È stato un vero e proprio compleanno col botto, quello festeggiato dalla casa automobilistica lombarda, che invece di riceverli, i regali li fa. Nel centocinquesimo anniversario della sua nascita, infatti, l’Anonima Automobili ha presentato la sua nuova, strabiliante creazione: un misto di innovazione e ritorno al passato. Lanciata per la prima volta il 27 giugno del 1962, l’Alfa Giulia era un prodotto all’avanguardia: pensata per essere l’erede della Giulietta, essa fu riproposta in molteplici versioni negli anni successivi, sempre colpendo nel segno e passando alla storia come “l’auto disegnata dal vento”.

Ed ecco che, dopo quasi mezzo secolo, colpisce ancora il design, elegante e sportivo allo stesso tempo, manifestazione della volontà ferrea di impressionare il mercato e imporsi come concorrente capace, non solo sul piano nazionale.

ECCO IL VIDEO DI PRESENTAZIONE:


 

E adesso qualche dettaglio.

Presentata ad Arese, la nuova Giulia (nella versione Quadrifoglio) è un po’ più grande delle auto rivali marchiate Mercedes, Audi, BMW; parliamo, infatti, di circa 4,80 metri di lunghezza con passo di 282 cm, per una struttura creata ad arte con materiali leggeri, come fibra di carbonio per cofano e tetto, e alluminio per porte e parafanghi.

La trazione è tradizionale, posteriore con distribuzione dei pesi ripartita al cinquanta e cinquanta (nonostante per anni si sia parlato di una possibile trazione anteriore); per alcune versioni, comunque, è prevista la possibilità di introdurre la trazione integrale.

Dentro il cofano spicca un V6 biturbo d 510 CV in alluminio derivato dal motore Ferrari pensato per le Maserati Ghibli e Quattroporte, in grado, tra le altre cose, di disattivare automaticamente i cilindri a basso carico e garantire così consumi relativamente bassi. Rapporto peso/potenza di 2,99 kg/CV con velocità massima 320 km/h, poi, rendono il gioiellino un proiettile di stile, in grado di arrivare da 0 a 100 km/h in meno di 4 secondi.

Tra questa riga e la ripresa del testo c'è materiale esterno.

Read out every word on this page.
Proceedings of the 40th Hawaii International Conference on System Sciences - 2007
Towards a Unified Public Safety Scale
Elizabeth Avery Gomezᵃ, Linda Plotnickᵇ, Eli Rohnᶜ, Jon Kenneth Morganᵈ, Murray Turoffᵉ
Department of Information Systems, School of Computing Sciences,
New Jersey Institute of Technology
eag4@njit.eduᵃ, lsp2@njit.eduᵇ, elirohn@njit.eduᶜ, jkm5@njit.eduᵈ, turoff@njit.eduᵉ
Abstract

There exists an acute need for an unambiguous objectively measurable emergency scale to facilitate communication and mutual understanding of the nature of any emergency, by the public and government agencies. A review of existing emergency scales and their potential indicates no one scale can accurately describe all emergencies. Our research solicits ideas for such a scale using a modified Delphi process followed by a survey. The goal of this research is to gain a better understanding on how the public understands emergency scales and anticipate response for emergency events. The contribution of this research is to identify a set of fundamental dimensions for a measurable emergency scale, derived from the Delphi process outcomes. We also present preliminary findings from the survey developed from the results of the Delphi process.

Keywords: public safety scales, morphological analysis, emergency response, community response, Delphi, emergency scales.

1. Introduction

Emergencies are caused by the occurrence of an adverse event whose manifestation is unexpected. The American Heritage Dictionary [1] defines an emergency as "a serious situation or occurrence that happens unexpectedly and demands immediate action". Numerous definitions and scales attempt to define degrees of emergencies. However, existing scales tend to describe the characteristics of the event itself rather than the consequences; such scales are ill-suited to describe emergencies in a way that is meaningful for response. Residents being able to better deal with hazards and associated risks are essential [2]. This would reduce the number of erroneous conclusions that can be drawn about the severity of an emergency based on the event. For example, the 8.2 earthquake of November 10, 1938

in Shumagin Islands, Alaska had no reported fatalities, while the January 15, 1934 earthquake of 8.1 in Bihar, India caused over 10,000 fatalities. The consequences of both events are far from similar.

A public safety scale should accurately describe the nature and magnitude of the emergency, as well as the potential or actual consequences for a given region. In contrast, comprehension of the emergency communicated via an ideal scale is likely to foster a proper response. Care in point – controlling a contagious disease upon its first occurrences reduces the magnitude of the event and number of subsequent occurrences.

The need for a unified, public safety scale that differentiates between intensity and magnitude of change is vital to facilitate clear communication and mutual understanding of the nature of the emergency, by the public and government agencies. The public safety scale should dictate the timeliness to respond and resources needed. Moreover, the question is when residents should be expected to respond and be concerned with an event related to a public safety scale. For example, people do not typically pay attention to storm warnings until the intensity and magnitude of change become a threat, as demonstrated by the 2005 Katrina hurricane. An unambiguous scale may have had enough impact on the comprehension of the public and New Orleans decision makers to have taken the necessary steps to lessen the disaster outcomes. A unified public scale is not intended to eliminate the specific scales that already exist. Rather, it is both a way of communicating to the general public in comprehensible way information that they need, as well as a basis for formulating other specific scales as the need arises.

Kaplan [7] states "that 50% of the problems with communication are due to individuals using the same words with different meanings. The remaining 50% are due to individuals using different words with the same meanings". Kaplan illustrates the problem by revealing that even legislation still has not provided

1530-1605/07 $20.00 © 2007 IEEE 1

Utilizzando una manopola è, poi, possibile intervenire direttamente sulla risposta del motore, dell’Esp, del servosterzo e del differenziale elettronico posteriore selezionando quattro modalità differenti: Natural, Advance Efficiency, Dynamic e Race.

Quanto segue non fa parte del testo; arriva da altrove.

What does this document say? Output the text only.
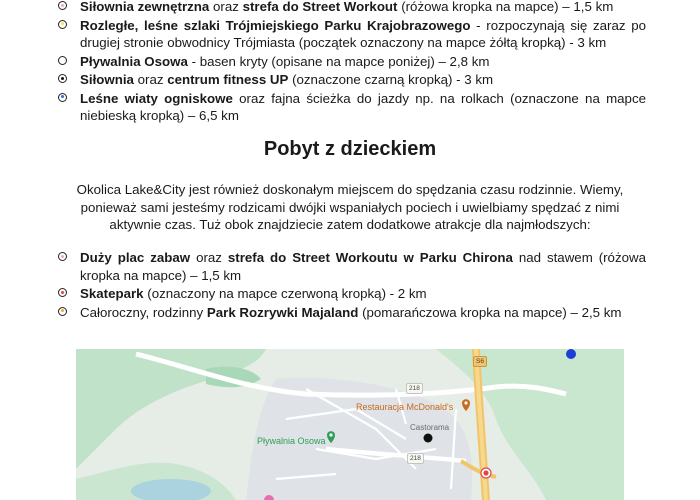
Siłownia zewnętrzna oraz strefa do Street Workout (różowa kropka na mapce) – 1,5 km
Rozległe, leśne szlaki Trójmiejskiego Parku Krajobrazowego - rozpoczynają się zaraz po drugiej stronie obwodnicy Trójmiasta (początek oznaczony na mapce żółtą kropką) - 3 km
Pływalnia Osowa - basen kryty (opisane na mapce poniżej) – 2,8 km
Siłownia oraz centrum fitness UP (oznaczone czarną kropką) - 3 km
Leśne wiaty ogniskowe oraz fajna ścieżka do jazdy np. na rolkach (oznaczone na mapce niebieską kropką) – 6,5 km
Pobyt z dzieckiem
Okolica Lake&City jest również doskonałym miejscem do spędzania czasu rodzinnie. Wiemy, ponieważ sami jesteśmy rodzicami dwójki wspaniałych pociech i uwielbiamy spędzać z nimi aktywnie czas. Tuż obok znajdziecie zatem dodatkowe atrakcje dla najmłodszych:
Duży plac zabaw oraz strefa do Street Workoutu w Parku Chirona nad stawem (różowa kropka na mapce) – 1,5 km
Skatepark (oznaczony na mapce czerwoną kropką) - 2 km
Całoroczny, rodzinny Park Rozrywki Majaland (pomarańczowa kropka na mapce) – 2,5 km
Restauracja McDonald's
Castorama
Pływalnia Osowa
218
218
S6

E a condire il tutto…pulsante di avviamento sul volante, proprio come nelle Ferrari!

E adesso consigli per gli acquisti…

Bisognerà attendere la fine dell’anno per poterla ordinare; prima verrà presentata al grande pubblico, con tanto di fanfara, al Salone di Francoforte previsto per il prossimo settembre.

La messa in vendita, invece, è prevista solo per marzo-aprile 2016: versione base da 4 cilindri 2.0 turbo con tre livelli di potenza da 180, 250 e 350 CV; possibile anche il turbodiesel 3.0 a 6 cilindri, con doppio turbocompressore e nuova testata a 4 valvole per cilindro da 340 CV, e il 2.2 a gasolio con 4 cilindri a 135, 180 o 210 CV.